For years now, every Monday, I take a three-hour oil painting class. The purpose of the teaching is to train the students in the classical style of the masters. While the class has helped me to develop my artistic eye, it has also helped me to keep my approach to life fresh. I’ve noticed that when I have an artistic outlet, my creativity flourishes in every area of my life. It’s been a true gift.
Well, the teacher of this class is a bit of a narcissist (though I’ve seen evidence of this changing). I believe he’s a Christian, but he still has that somewhat off-putting artist’s temperament. I’m amazed at how people respond to him—truly a love-hate relationship. He’s highly trained and very skilled, in fact, he actually studied in Italy at the famed Accademia in Florence. So he’s not just a self-proclaimed “artist” (though he often says just that), he really does have a pedigree. The only issue is his narcissistic temperament making it very difficult for a number of his students.
Although I have gone to this class for art training, another thing has emerged as a lesson. I’ve learned something deeply spiritual. It’s one of those hidden messages that you could miss if you’re not listening to the Father. What’s this message? Authority!

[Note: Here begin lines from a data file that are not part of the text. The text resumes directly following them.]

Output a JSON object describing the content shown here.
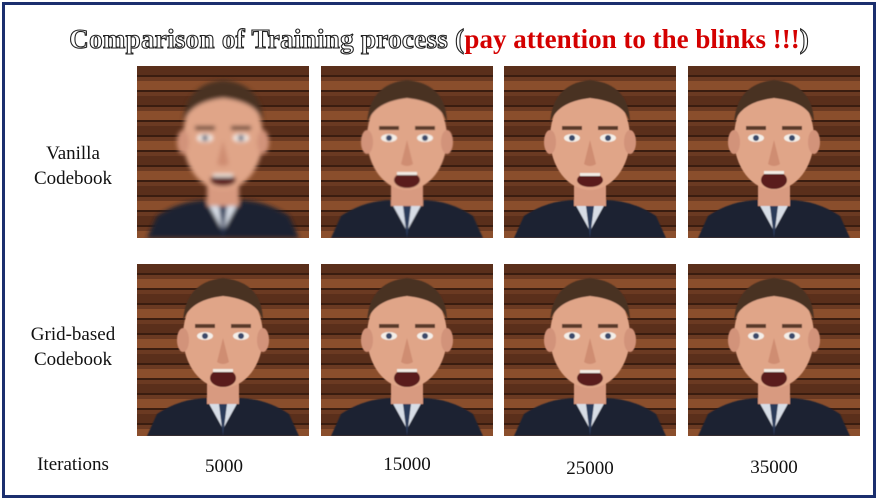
{
  "title": {
    "main": "Comparison of Training process (",
    "highlight": "pay attention to the blinks !!!",
    "close": ")"
  },
  "rows": [
    {
      "label_line1": "Vanilla",
      "label_line2": "Codebook"
    },
    {
      "label_line1": "Grid-based",
      "label_line2": "Codebook"
    }
  ],
  "footer": {
    "label": "Iterations",
    "columns": [
      "5000",
      "15000",
      "25000",
      "35000"
    ]
  },
  "colors": {
    "frame": "#1b2f6e",
    "highlight": "#d40000"
  }
}
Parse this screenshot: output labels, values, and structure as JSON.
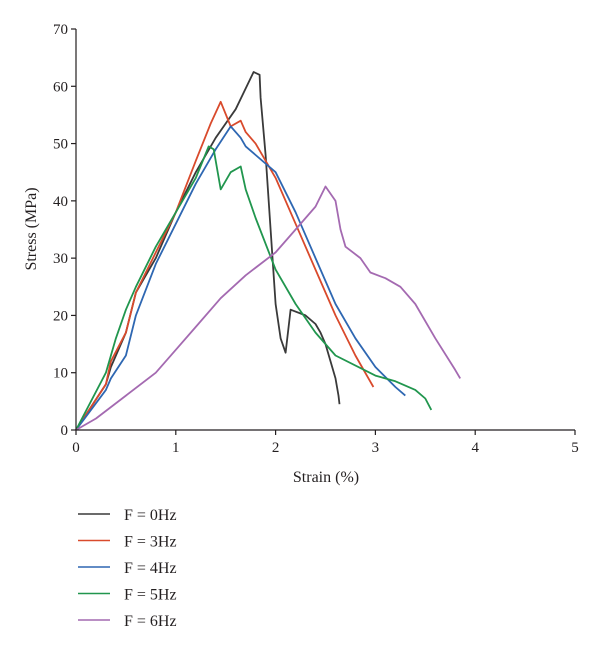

This teacher will push every single rebellious bone in your body. If you have unresolved rebellion anywhere, it will rise up from the ashes like a phoenix! Nothing stings like someone who cares only for himself, as it rubs against your own demand that someone focus on you. Sure I’m there to learn from him and I’m paying him to teach me, but I can’t demand it my way and not be “the authority.” To truly learn from someone, you come under and then the lessons can flow.
As I’ve watched this play out, I am floored by the fact that those who surrender and come under his authority, allowing him to be the teacher, also flourish as students. And oddly enough, this is exactly how it is with God. God demands that my focus be on Him, and my surrender be total. It’s very difficult because often I think I know better. Reality check – I don’t know anything!
Here’s the joy, if I submit and surrender to the Most High God in every aspect of my life, whether painful or exhilarating, I flourish. And looking back at my entire life in this light, I see a whole lot of resistance and rebellion to God’s choices and plans. But you know, I also see the tremendous fruit that has come as I have yielded and surrendered. My whole life has really been set up to chap my rebellion.
Now I’m wondering if all of life is not set up specifically to rub against our rebellious ways. Authority isn’t authority if I only submit when I agree or get my way. Authority is designed to rub against my willfulness and rebellion. If everything went my way, how would authority be tested? What character building is achieved if I’m in agreement with everything my authority says? When authority challenges my will and I yield, that’s character building.
Authority is my best friend and worst enemy. It’s the enemy of my willful self, and the best friend of my destiny.